1. Have a backup plan in case of weather issues.
For guests sensitive to heat, provide plenty of shade and ice cold drinks. If the weather
is cool, keep blankets nearby in decorative baskets.
If windy or rainy, have a backup venue available--you don't want your party to be remembered for the wrong reasons...
2. Oh, Baby!
Babies or Children coming? Remove potential hazards and do a quick baby-proofing of the environment. Consider providing private areas for feeding or calming a baby. Parents and other guests will appreciate it.
3. When You Gotta Go...
General guidelines say you should have at least 1 toilet facility per 50 guests. We highly suggest considering erring on the side of caution and providing additional restrooms, renting high quality portables for a large gathering (some even mimic a homey half bath), or limiting guests. And don't forget to have easily accessible toilet paper roll refills, clean hand towels, a garbage can, plunger and air freshener. Follow up guests will appreciate your preparations!
4. Uninvited Guests
Prior to the event, be vigilant in excluding unwanted non-human guests such as bees, wasps, and mosquitoes. If your event takes place during dusk or dawn, use odorless mosquito repellent devices to repel the little invaders.
5. Keeping Things Clean
Chances are you will have a lot of garbage--especially if you are relying on the ease of paper products. In that case, make sure you have multiple garbage receptacles in convenient locations, a few feet away from eating areas (they should be seen, not smelled), out of the way of foot traffic, but accessible and easily refreshed with extra bags handy.
6. Take a Load Off...
Provide plenty of seating so guests can comfortably enjoy their time with you.

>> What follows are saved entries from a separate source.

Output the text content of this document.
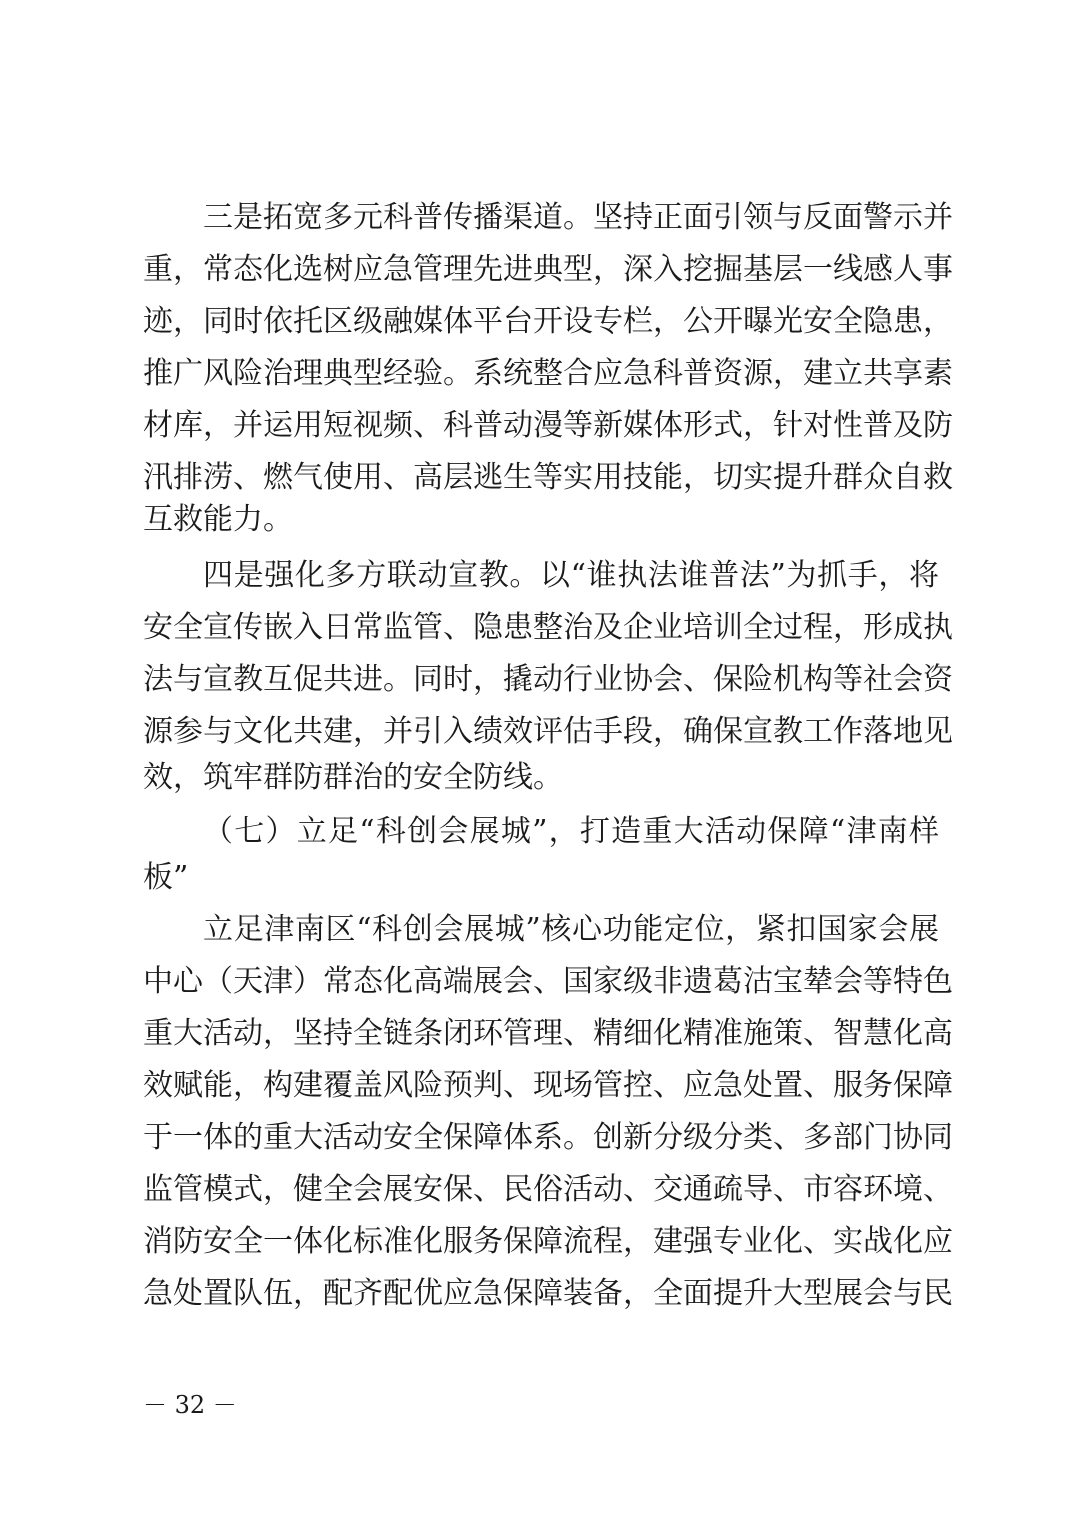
三是拓宽多元科普传播渠道。坚持正面引领与反面警示并
重，常态化选树应急管理先进典型，深入挖掘基层一线感人事
迹，同时依托区级融媒体平台开设专栏，公开曝光安全隐患，
推广风险治理典型经验。系统整合应急科普资源，建立共享素
材库，并运用短视频、科普动漫等新媒体形式，针对性普及防
汛排涝、燃气使用、高层逃生等实用技能，切实提升群众自救
互救能力。
四是强化多方联动宣教。以“谁执法谁普法”为抓手，将
安全宣传嵌入日常监管、隐患整治及企业培训全过程，形成执
法与宣教互促共进。同时，撬动行业协会、保险机构等社会资
源参与文化共建，并引入绩效评估手段，确保宣教工作落地见
效，筑牢群防群治的安全防线。
（七）立足“科创会展城”，打造重大活动保障“津南样
板”
立足津南区“科创会展城”核心功能定位，紧扣国家会展
中心（天津）常态化高端展会、国家级非遗葛沽宝辇会等特色
重大活动，坚持全链条闭环管理、精细化精准施策、智慧化高
效赋能，构建覆盖风险预判、现场管控、应急处置、服务保障
于一体的重大活动安全保障体系。创新分级分类、多部门协同
监管模式，健全会展安保、民俗活动、交通疏导、市容环境、
消防安全一体化标准化服务保障流程，建强专业化、实战化应
急处置队伍，配齐配优应急保障装备，全面提升大型展会与民
－ 32 －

When it comes to eating, your guests will appreciate the stability of a table and the convenience of avoiding food spills on their clothing.
7. Eat, Drink, and Be Full
While we suggest many fun variation for drink options (see https://www.theexperthostess.com/drinks ), water is a safe option for most people to consume. Consider each person will likely consume 3-4 glasses of liquid in 2-3 hours. Don't forget the ice! Two pounds per person in hot weather, one pound per person in cool weather.

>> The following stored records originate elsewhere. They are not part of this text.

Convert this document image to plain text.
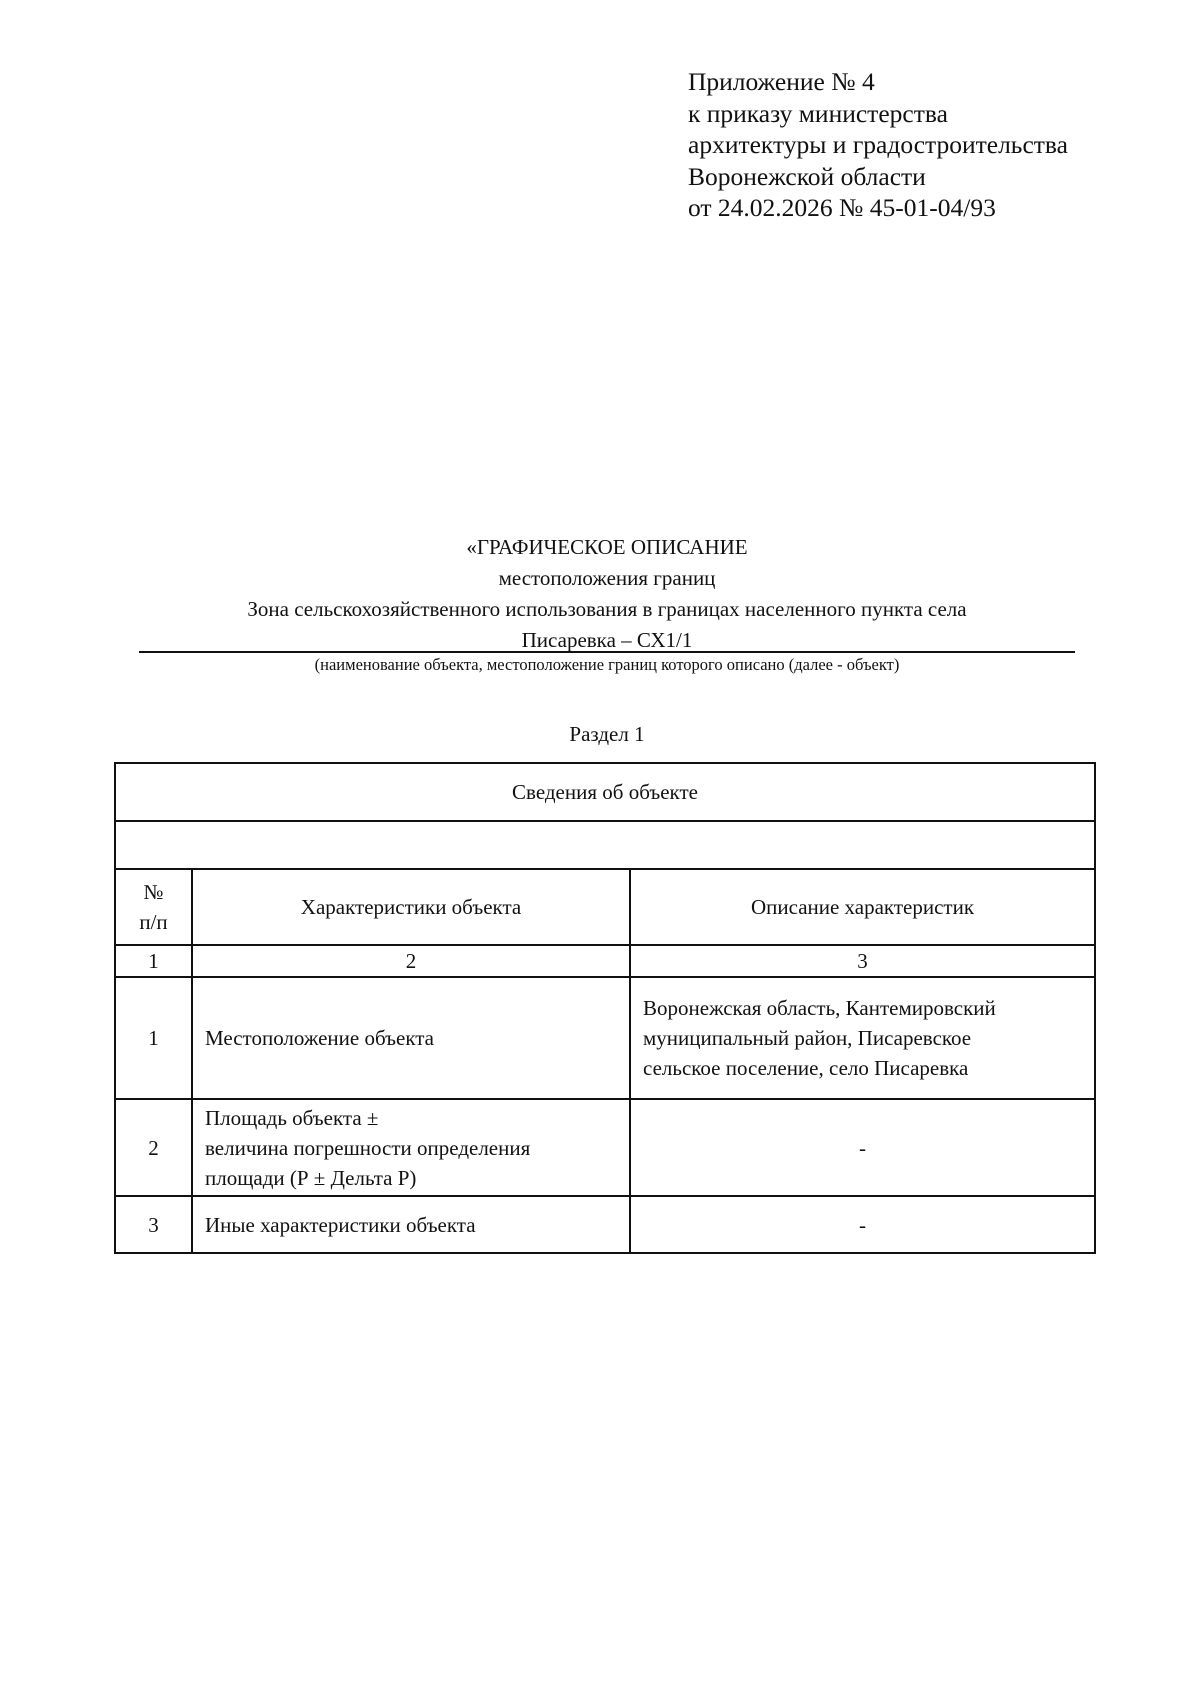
Приложение № 4
к приказу министерства
архитектуры и градостроительства
Воронежской области
от 24.02.2026 № 45-01-04/93
«ГРАФИЧЕСКОЕ ОПИСАНИЕ
местоположения границ
Зона сельскохозяйственного использования в границах населенного пункта села
Писаревка – СХ1/1
(наименование объекта, местоположение границ которого описано (далее - объект)
Раздел 1
Сведения об объекте		

№
п/п	Характеристики объекта	Описание характеристик
1	2	3
1	Местоположение объекта	Воронежская область, Кантемировский
муниципальный район, Писаревское
сельское поселение, село Писаревка

2	Площадь объекта ±
величина погрешности определения
площади (Р ± Дельта Р)	-
3	Иные характеристики объекта	-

How much food should you prepare?
If including appetizers, plan on each guest eating six.
For the main course, plan on serving one pound of food per person. One chart with some specific guidelines can be found at https://www.foodnetwork.com/recipes/packages/weekend-cooking/feed-a-crowd-dinner-infographic
Dessert? Yes, please. One slice of cake, pie or tart; one 4 ounce serving of creme dessert, and one scoop ice cream. And that's just for one guest...

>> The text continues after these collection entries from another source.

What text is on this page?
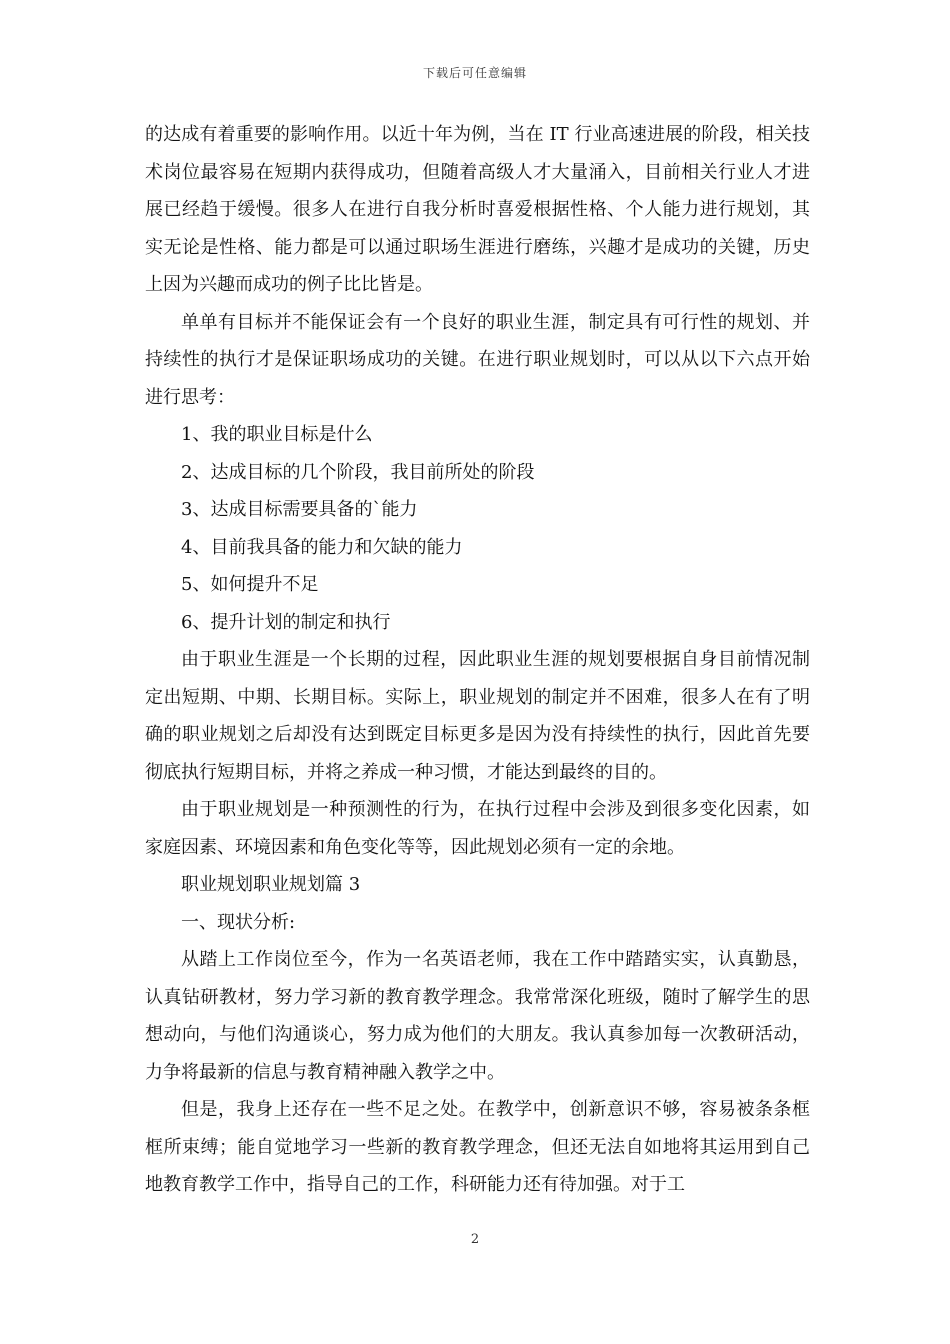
下载后可任意编辑

的达成有着重要的影响作用。以近十年为例，当在 IT 行业高速进展的阶段，相关技术岗位最容易在短期内获得成功，但随着高级人才大量涌入，目前相关行业人才进展已经趋于缓慢。很多人在进行自我分析时喜爱根据性格、个人能力进行规划，其实无论是性格、能力都是可以通过职场生涯进行磨练，兴趣才是成功的关键，历史上因为兴趣而成功的例子比比皆是。

单单有目标并不能保证会有一个良好的职业生涯，制定具有可行性的规划、并持续性的执行才是保证职场成功的关键。在进行职业规划时，可以从以下六点开始进行思考：

1、我的职业目标是什么

2、达成目标的几个阶段，我目前所处的阶段

3、达成目标需要具备的`能力

4、目前我具备的能力和欠缺的能力

5、如何提升不足

6、提升计划的制定和执行

由于职业生涯是一个长期的过程，因此职业生涯的规划要根据自身目前情况制定出短期、中期、长期目标。实际上，职业规划的制定并不困难，很多人在有了明确的职业规划之后却没有达到既定目标更多是因为没有持续性的执行，因此首先要彻底执行短期目标，并将之养成一种习惯，才能达到最终的目的。

由于职业规划是一种预测性的行为，在执行过程中会涉及到很多变化因素，如家庭因素、环境因素和角色变化等等，因此规划必须有一定的余地。

职业规划职业规划篇 3

一、现状分析:

从踏上工作岗位至今，作为一名英语老师，我在工作中踏踏实实，认真勤恳，认真钻研教材，努力学习新的教育教学理念。我常常深化班级，随时了解学生的思想动向，与他们沟通谈心，努力成为他们的大朋友。我认真参加每一次教研活动，力争将最新的信息与教育精神融入教学之中。

但是，我身上还存在一些不足之处。在教学中，创新意识不够，容易被条条框框所束缚；能自觉地学习一些新的教育教学理念，但还无法自如地将其运用到自己地教育教学工作中，指导自己的工作，科研能力还有待加强。对于工

2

Per Guest: 2 cups (if serving drinks beyond just water), 2 plates (one for savory dishes, one for dessert), 2 sets of utensils (with one additional fork or spoon if serving appetizers, soup, or salad. Seem like a lot? You can always hold a medieval soiree and mandate fingers as utensils for the event...), and napkins (4 paper or 2 cloth per guest). Chopsticks when appropriate.
9. Be a Good Neighbor
Consider parking issues. Where will guests park? Will the traffic and cars be an issue for neighbors? What about handicapped parking? If you do not have valet parking, consider alternatives. One enterprising bride hosting her reception in her parent's large yard requested (and posted signs) for guests to park in a church parking lot at the end of the street (with appropriate permission, of course). Her teenage relatives had the pleasure of transporting guests to and from the reception in stylish golf carts.
10. Have Fun
Socializing is the purpose of a gathering, but activities for young guests, background music for ambience, or a focal point for festivities keep guests from getting bored. Remember in all your hosting duties to relax and have fun with your guests. If you are relaxed and happy, they will be too.